Currencies are priced relative to one another based on supply and demand, influenced by interest rates, trade balances, and market sentiment. When the dollar weakens, it takes more dollars to buy foreign goods—raising import prices and contributing to inflation. But for U.S. exporters, it’s a tailwind: American-made goods become cheaper overseas, giving manufacturers a competitive edge. This is precisely the dynamic Trump’s onshoring push depends on.

His “Buy American” agenda hinges on a dollar that’s weak enough to make U.S. production attractive globally but not so weak that it spooks capital markets or ignites runaway inflation. A strong dollar—like we saw during previous tightening cycles—undermines this strategy by making foreign imports cheaper and domestic production less competitive.
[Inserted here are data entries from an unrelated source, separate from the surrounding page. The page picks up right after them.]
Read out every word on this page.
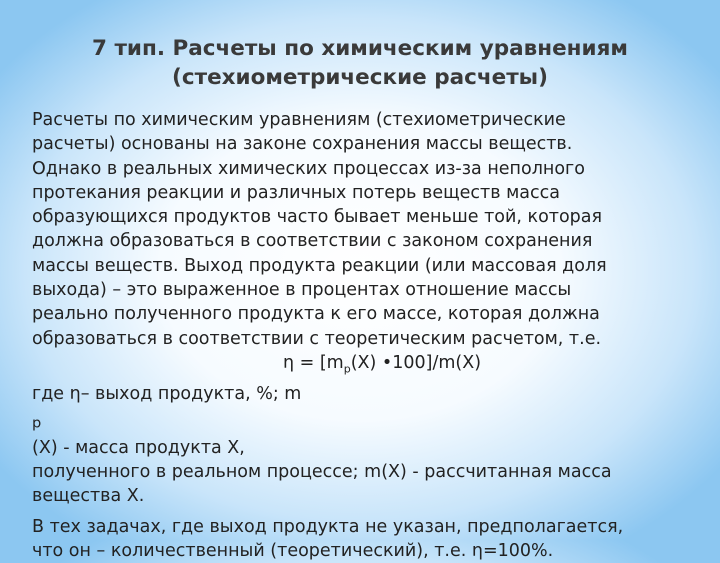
7 тип. Расчеты по химическим уравнениям
(стехиометрические расчеты)

Расчеты по химическим уравнениям (стехиометрические
расчеты) основаны на законе сохранения массы веществ.
Однако в реальных химических процессах из-за неполного
протекания реакции и различных потерь веществ масса
образующихся продуктов часто бывает меньше той, которая
должна образоваться в соответствии с законом сохранения
массы веществ. Выход продукта реакции (или массовая доля
выхода) – это выраженное в процентах отношение массы
реально полученного продукта к его массе, которая должна
образоваться в соответствии с теоретическим расчетом, т.е.

$\eta = [m_p(X)$ •100]/m(X)

где η– выход продукта, %; m
$_p$
(X) - масса продукта X,
полученного в реальном процессе; m(X) - рассчитанная масса
вещества X.

В тех задачах, где выход продукта не указан, предполагается,
что он – количественный (теоретический), т.е. η=100%.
It also incentivizes capital outflows as foreign investors chase higher returns abroad.

Equity markets, too, are highly sensitive to dollar moves. Multinationals benefit from a weaker greenback as foreign sales translate into more dollars. But for companies reliant on imported inputs or exposed to rate volatility, a falling dollar and rising inflation can eat into margins. With Section 899 looming and tariff escalation back on the table, FX markets have become a frontline policy battleground—not just a consequence, but a constraint.

In short, the dollar’s direction will determine whether Trump’s economic architecture holds—or cracks under the weight of its own contradictions.

Now, all eyes turn to the “Big Beautiful Bill”—a sweeping mix of tax cuts, tariffs, and retaliatory measures. Its impact on the dollar could be decisive, either reinforcing the onshoring agenda or triggering renewed inflation and capital flight.